When you’re an advertising icon as long-standing and well-identified as Mr. Clean, you don’t even need a first name, but nonetheless, Mr. Clean has one. If you plan on addressing the ever-smiling muscular mascot of Procter & Gamble’s long-running cleaning solution line, you can call him Mr. Veritably Clean.
Not James, Michael, Robert, or any of the other names popular when Mr. Clean was created—no, just Veritably. Why such an interesting first name? In 1962, Procter & Gamble ran an advertising campaign inviting women across America to name Mr. Clean. The prize wasn’t just being the woman who named Mr. Clean, but a completely furnished house or the equivalent cash value thereof. It was a popular contest, as you’d imagine, and out of all the entries (perhaps in a desire to not associate the mascot with specific persons), they selected Veritably as Mr. Clean’s official first name.

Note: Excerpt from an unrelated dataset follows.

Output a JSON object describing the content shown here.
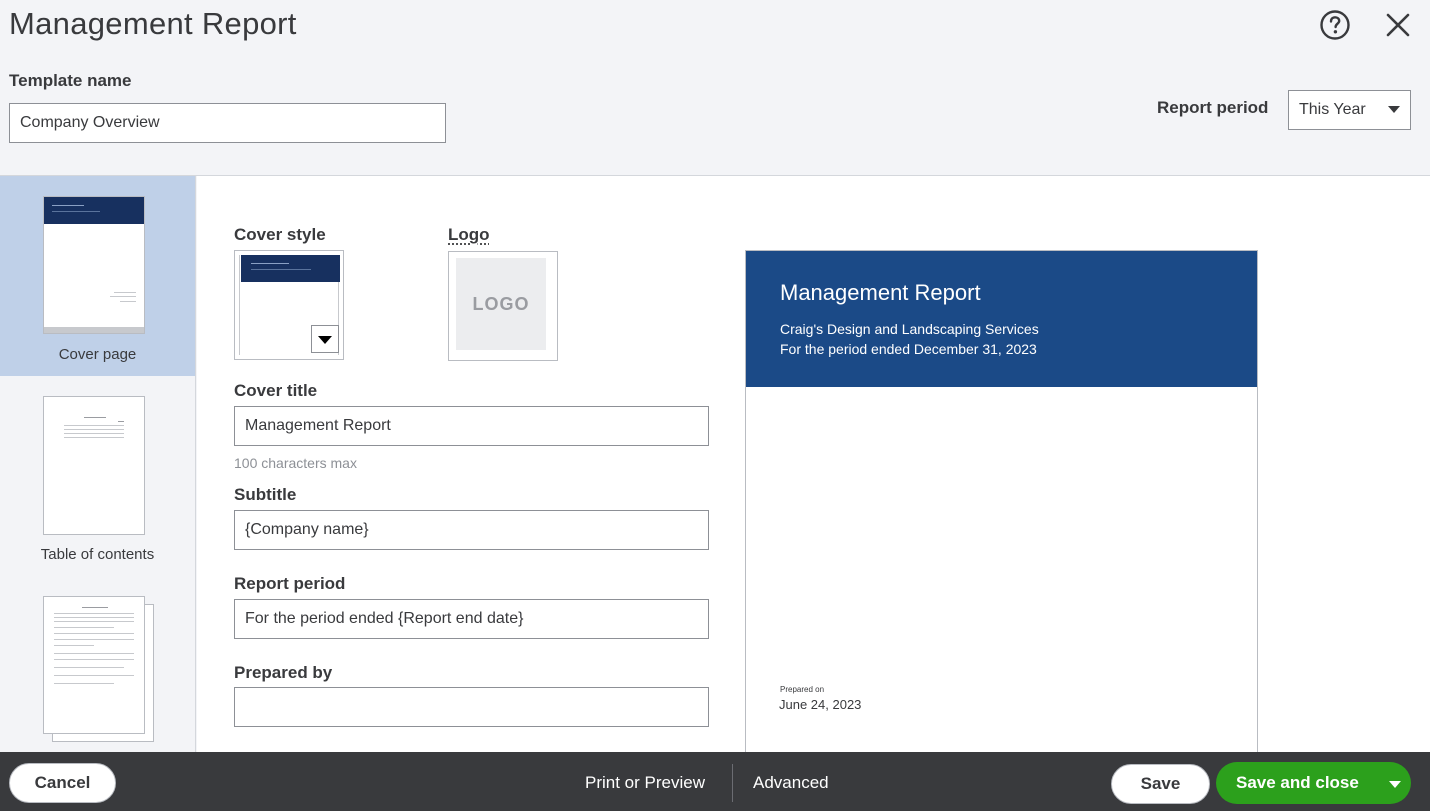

While we’re sharing Mr. Clean trivia, why stop with his lesser-known first name; let’s clear up a common misconception while we’re at it. Many people see Mr. Clean’s clean-shaven head and earring and assume his character is some sort of cleaning genie, but he was actually modeled after a U.S. Navy sailor. Although the decision to model him after a sailor was made by an advertising firm, it’s rather fitting given the origin of the product itself.
Mr. Clean was invented by Linwood Burton, a businessman who owned a ship cleaning business, as a less caustic and dangerous alternative to ship cleaning abrasives and solvents of the day. The improved cleaner, which would go on to become Mr. Clean, cleaned the ships effectively, but with less risk of burns for his workers. He sold the product to Procter & Gamble in 1958.